Тем не менее, занимая свои посты, каждый из командиров на Оаху стремился максимально повысить боеспособность вверенных ему соединений. Так, Киммель разделил флот на три оперативных соединения, держа одно или два постоянно в море. Вот только уикэнд он считал делом святым — по выходным корабли стояли на якорях в базе, а офицеры и матросы уходили в увольнение. Кроме того, Киммель расположил все корабли на якоре таким образом, чтобы они могли вести зенитный огонь по всему периметру, то есть 360°. В то же время он прекрасно понимал, что «авианосец в порту — это ничто», поэтому, когда его авианесущие корабли входили в порт, все самолеты перебазировались на наземные аэродромы. Теперь в случае атаки они могли легко быть подняты в воздух. Но Киммель практически не верил в возможность воздушной атаки: «Я никогда не думал, что эти маленькие желтые сукины дети могут устроить такую атаку так далеко от Японии» [759]. Не верил он и в возможность применения торпед против кораблей, базирующихся на Оаху. Глубина порта была слишком мала — а значит, необходимости в установке противоторпедных сетей вокруг кораблей не было. Данная точка зрения укоренилась в Пёрл-Харборе очень давно, еще Ричардсон придерживался этой позиции. Мнение Киммеля подтверждалось как соображениями Блоха, так и выводами штаба флота. Но технический прогресс не стоял на месте…

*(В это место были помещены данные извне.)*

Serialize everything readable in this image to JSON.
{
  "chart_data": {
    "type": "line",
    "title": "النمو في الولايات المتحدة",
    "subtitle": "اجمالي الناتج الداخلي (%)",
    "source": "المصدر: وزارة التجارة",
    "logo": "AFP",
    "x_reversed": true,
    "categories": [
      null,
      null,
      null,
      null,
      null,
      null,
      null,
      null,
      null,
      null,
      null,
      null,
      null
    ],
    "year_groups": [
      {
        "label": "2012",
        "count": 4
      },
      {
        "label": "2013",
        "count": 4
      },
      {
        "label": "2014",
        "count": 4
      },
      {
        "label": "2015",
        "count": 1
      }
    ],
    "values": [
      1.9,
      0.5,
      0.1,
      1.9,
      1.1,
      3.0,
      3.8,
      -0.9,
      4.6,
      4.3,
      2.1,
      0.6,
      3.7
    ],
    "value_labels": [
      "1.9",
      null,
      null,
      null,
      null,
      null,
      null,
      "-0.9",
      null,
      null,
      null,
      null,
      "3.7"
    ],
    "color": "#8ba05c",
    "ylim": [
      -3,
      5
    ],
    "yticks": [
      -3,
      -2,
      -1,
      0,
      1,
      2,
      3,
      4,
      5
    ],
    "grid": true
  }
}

После успешной атаки английских торпедоносцев в бухте Таранто в Британии был проведен ряд экспериментов — теперь торпеды можно было сбрасывать с самолетов и в относительно мелкие воды, в ил они больше не закапывались. Англичане поставили союзников в известность о своих достижениях. В феврале и июне 1941 г. военно-морское министерство направило извещение как Киммелю, так и Блоху о том, что малые глубины теперь не могут служить надежной защитой от торпедоносцев. Но адмиралы не обратили внимания на письмо, они по-прежнему считали, что возможность «воздушной торпедной атаки по Пёрл-Харбору ничтожно мала» [760]. Сети, которых на Оаху вообще не было, так и не заказали. Дело в том, что командующий Тихоокеанским флотом считал торпедную атаку в принципе возможной, но с подводных лодок, а от этой угрозы флот был защищен противолодочной сетью, перегораживавшей вход в бухту.
В конечном итоге все меры, предпринятые Киммелем по усилению обороноспособности базы, были поверхностными. По большей части он оставил все, как было, до его вступления в должность. Но в ситуации 1941 г. четкое следование уставам было явно недостаточным для обеспечения обороны острова и флота.
Командующий Гавайским округом, не особенно стремившийся наладить координацию с ВМС, все же понимал, что в деле защиты острова с воздуха силы лучше объединить. 28 марта он подписал с адмиралом Блохом соглашение о разграничении ответственности в использовании авиации. Так, дальнее патрулирование возлагалось на 14-й военно-морской округ, а при использовании для этих целей армейских самолетов они подчинялись штабу 14-го округа. В случае использования авиации ВМС для обороны о. Оаху (наземные цели), она переходила в подчинение командованию Гавайского округа. При использовании армейских бомбардировщиков для ударов по морским целям они переходили в подчинение ВМС. В 1941 г. были даже проведены учения по отработке данного соглашения, которые показали, что наладить взаимодействие армейских и морских ВВС на удовлетворительном уровне вполне возможно. Но документ вступал в силу лишь после объявления войны [761].
Нормальная система связи между командующим Тихоокеанским флотом, Гавайским округом и 14-м округом фактически отсутствовала. Взаимной координации действий не было. Флот и армия даже степень боеготовности повышали, не информируя друг друга. В противоположность служебным обязанностям личные отношения трех высших офицеров сложились довольно теплые. Давая показания комиссии по расследованию катастрофы в Пёрл-Харборе, генерал Шорт заявил: «Адмирал Киммель, адмирал Блох и я были в очень дружественных отношениях». Генерал, посредственный игрок, тем не менее предпринял попытку налаживания отношений с командующим Тихоокеанским флотом через гольф. Оба они периодически встречались с клюшками наперевес. Адмирал играл не ради спорта, а в терапевтических целях, поддерживал форму, гольф не доставлял ему удовольствия. Шорт вообще с трудом выдерживал партию, быстро уставал и при переходах от лунки к лунке присаживался практически на каждой скамеечке. Эти спортивные состязания больше напоминали самобичевание двух престарелых офицеров ради налаживания контакта. Экзекуции дали свой результат. «Спасибо Богу, что генерал Шорт и я, — говаривал Киммель, — хорошие друзья официально и наделе» [762].